Gerade in der Pubertät präsentieren Kinder einem auf ganz unterschiedliche Weise Seiten von sich, die Eltern irre machen und es erheblich erschweren, einen liebevollen Blick für sie zu behalten. Und manchmal scheinen Kinder absichtlich den Gegenpol zu vielem abzubilden, was Eltern sich eigentlich von ihrem Kind wünschen. Das fühlt sich manchmal an, als würde man abgelehnt. Doch das trifft es nicht.

Oft steckt hinter diesem Verhalten der Kinder der altersgemäß notwendige Wunsch nach Ablösung vom Elternhaus. Das gelingt manchmal leichter, wenn man durch das aus elterlicher Sicht ungeliebte Verhalten für Abstand zu selbigen sorgt, den das Kind anders (noch) nicht herstellen kann. Früher hat man dieses Verhalten oft Rebellion genannt. Heute lösen sich junge Menschen oft nicht mehr so radikal ab. Dennoch besteht weiterhin das jugendliche Bedürfnis, sich von den Eltern abzugrenzen, wozu fast immer gehört, dass man für eine Zeit einiges davon ablegt, was sonst Konsens war. Das hört in dieser Form normalerweise nach der Pubertät wieder auf. Deshalb tut man gut daran, es nicht persönlich zu nehmen, sondern dem Angebot nach Reibung so gelassen es geht standzuhalten, ohne sich auf einen Kampf einzulassen. Schließlich sollen sich die Kinder ja ablösen.  

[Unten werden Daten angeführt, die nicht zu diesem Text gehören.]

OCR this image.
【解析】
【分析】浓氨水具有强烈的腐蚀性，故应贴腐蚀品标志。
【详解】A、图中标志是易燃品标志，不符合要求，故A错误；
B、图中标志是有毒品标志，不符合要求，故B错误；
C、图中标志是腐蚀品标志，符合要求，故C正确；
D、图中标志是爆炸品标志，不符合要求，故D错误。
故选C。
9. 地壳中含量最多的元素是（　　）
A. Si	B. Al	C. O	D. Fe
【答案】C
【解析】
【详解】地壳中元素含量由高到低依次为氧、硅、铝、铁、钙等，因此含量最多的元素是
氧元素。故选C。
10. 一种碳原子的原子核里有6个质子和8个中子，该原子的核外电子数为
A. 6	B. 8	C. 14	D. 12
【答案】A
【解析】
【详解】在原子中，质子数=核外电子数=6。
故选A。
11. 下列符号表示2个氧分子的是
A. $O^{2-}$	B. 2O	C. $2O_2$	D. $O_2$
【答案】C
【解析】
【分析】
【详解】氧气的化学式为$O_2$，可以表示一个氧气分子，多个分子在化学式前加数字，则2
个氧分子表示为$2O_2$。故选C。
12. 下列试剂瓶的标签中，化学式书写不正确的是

Forschen: Woher kenne ich das?

Häufig erinnern uns Kinder an einen bekannten Menschen – oft aus der Familie: Eltern, Großeltern, Partner, Partnerin oder auch der/dem Ex. Es kann aber auch eine frühere Lehrerin, Nachbarin oder ein Mitschüler sein. Gab es in diesen Beziehungen konflikthafte Situationen und unser Kind ist einem von diesen Menschen gerade sehr ähnlich, kann man schon mal verzweifeln, wenn das eigene geliebte Kind genau eine dieser Eigenschaften präsentiert, die wir bei anderen (früher mal geliebten) Menschen abgelehnt haben oder erleiden mussten.

Dann reagieren wir manchmal auf verhalten des Kindes so heftig wie damals und projizieren das  Erleben von Früher auf unser Kind. Und wir finden es für den Moment genauso schrecklich, wie wir damals die Person erlebt haben, an die wir erinnert wurden. Doch nur, weil ihr Kind einem anderen Menschen ähnelt, ist es nicht genau wie dieser. Es ist ein eigenes Individuum, das seine Persönlichkeit noch entwickelt.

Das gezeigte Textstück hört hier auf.